Capitalism struggles to produce more profit, and in the process more goods are produced. Prices fall because less value is going into the goods, and because of competition between the capitalists and the tendency to flood the market.
But wages also fall because there are fewer jobs on the labour market and competition for jobs increases. There is also de-skilling on a large scale and therefore lower wages. So, the workers, the majority of the population, still cannot afford to buy the goods.
The system therefore goes into a nose-dive, as in the 1930s, until enough goods are destroyed in war or wasted, or a new technology comes along and helps them to squeeze more profit from the workers.

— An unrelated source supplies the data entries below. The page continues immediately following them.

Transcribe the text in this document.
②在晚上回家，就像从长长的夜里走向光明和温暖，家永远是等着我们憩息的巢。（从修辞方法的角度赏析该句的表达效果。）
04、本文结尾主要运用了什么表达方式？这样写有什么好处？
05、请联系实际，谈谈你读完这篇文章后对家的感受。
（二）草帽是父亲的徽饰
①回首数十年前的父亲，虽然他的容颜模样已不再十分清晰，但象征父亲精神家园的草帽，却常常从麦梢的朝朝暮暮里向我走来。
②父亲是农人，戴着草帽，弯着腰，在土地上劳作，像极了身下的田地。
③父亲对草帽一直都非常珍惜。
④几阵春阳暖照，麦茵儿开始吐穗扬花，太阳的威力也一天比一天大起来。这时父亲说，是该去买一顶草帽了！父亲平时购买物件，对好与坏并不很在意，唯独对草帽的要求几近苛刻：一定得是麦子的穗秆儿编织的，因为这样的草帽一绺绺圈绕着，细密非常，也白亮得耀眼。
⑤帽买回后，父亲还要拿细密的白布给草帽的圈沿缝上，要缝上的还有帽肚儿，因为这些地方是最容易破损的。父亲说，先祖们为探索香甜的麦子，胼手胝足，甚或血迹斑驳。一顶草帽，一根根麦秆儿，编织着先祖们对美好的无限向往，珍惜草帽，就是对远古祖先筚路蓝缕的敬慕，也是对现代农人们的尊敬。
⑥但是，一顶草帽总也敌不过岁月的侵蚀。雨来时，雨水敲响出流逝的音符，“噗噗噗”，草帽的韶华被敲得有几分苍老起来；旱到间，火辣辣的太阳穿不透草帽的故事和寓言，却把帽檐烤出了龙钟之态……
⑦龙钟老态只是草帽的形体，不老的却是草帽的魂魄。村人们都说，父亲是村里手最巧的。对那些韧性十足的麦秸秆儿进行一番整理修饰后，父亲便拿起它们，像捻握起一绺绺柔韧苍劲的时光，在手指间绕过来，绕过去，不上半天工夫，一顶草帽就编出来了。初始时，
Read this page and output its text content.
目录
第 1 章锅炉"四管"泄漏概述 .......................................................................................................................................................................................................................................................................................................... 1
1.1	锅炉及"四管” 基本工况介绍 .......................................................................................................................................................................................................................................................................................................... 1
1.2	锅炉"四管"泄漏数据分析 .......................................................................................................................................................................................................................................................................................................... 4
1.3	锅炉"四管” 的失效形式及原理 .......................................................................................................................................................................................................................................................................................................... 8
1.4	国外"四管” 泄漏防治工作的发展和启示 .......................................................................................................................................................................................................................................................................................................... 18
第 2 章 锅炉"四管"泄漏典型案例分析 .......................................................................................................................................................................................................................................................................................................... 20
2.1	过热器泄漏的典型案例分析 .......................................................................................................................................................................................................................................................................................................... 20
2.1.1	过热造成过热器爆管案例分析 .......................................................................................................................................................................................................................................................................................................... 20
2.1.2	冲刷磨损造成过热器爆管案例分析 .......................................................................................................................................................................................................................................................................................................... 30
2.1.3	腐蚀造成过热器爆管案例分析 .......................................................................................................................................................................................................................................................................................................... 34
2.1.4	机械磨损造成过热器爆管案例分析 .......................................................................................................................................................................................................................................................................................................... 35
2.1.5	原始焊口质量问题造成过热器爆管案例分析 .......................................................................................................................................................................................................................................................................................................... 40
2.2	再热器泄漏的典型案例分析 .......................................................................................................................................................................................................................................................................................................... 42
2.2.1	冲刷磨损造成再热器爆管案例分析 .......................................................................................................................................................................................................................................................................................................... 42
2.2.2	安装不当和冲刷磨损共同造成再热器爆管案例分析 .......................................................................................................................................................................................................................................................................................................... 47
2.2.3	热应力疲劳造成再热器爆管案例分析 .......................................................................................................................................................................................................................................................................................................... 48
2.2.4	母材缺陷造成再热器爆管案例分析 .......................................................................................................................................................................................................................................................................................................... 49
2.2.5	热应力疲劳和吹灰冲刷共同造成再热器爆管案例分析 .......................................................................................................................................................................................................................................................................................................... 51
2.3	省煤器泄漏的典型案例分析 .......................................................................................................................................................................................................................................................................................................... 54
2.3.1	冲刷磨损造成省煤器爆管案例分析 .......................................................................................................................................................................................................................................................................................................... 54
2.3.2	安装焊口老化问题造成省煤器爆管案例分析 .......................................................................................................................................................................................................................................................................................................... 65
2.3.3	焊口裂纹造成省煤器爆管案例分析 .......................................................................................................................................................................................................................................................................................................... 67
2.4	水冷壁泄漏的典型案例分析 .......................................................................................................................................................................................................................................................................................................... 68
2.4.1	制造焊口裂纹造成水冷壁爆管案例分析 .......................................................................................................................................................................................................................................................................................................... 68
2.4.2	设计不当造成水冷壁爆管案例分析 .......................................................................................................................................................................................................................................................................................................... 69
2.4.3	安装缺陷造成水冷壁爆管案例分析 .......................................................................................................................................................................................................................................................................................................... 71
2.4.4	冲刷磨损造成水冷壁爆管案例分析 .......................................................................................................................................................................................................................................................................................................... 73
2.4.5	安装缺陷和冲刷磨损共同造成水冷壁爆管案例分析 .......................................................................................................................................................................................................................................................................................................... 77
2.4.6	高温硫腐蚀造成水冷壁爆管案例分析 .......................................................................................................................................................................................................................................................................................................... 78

So, millions die in the service of capitalism.
These problems are not brought into the system by militant workers or commies but are part of it. Part of the nature of capitalism.
This means that the system cannot go on forever. If we do not do something about it, if we do not guide its death throws into a revolution that produces a collective, planned, rational society that is not based on exploitation, then the end result will be melt-down and barbarism.
That is why we need a party that understands this and acts accordingly. We in the New Communist Party (NCP) are trying to build that party.
This party must fight for the good of the working class as a whole – not just a section of it.
It must work to unite the class around demands that advance and benefit all workers, because only a united working class can ultimately win against a capitalist class that, history has shown, will fight desperately to keep what it has.
It must do so for both shortterm and long-term aims. Both for immediate reforms such as: better wages and conditions, better education, better health services, better housing, a better environment, against war, against authoritarianism and injustice and for more democracy (workers power), against racism, sexism and homophobia, which can divide the workers, and for revolutionary objectives.
Short-term victories are possible. They are good in themselves and act as schools of struggle, but in the longer term a revolution, the over-throwing of capitalism and the building of a workers’ state, socialism, is necessary to right the wrongs in our society.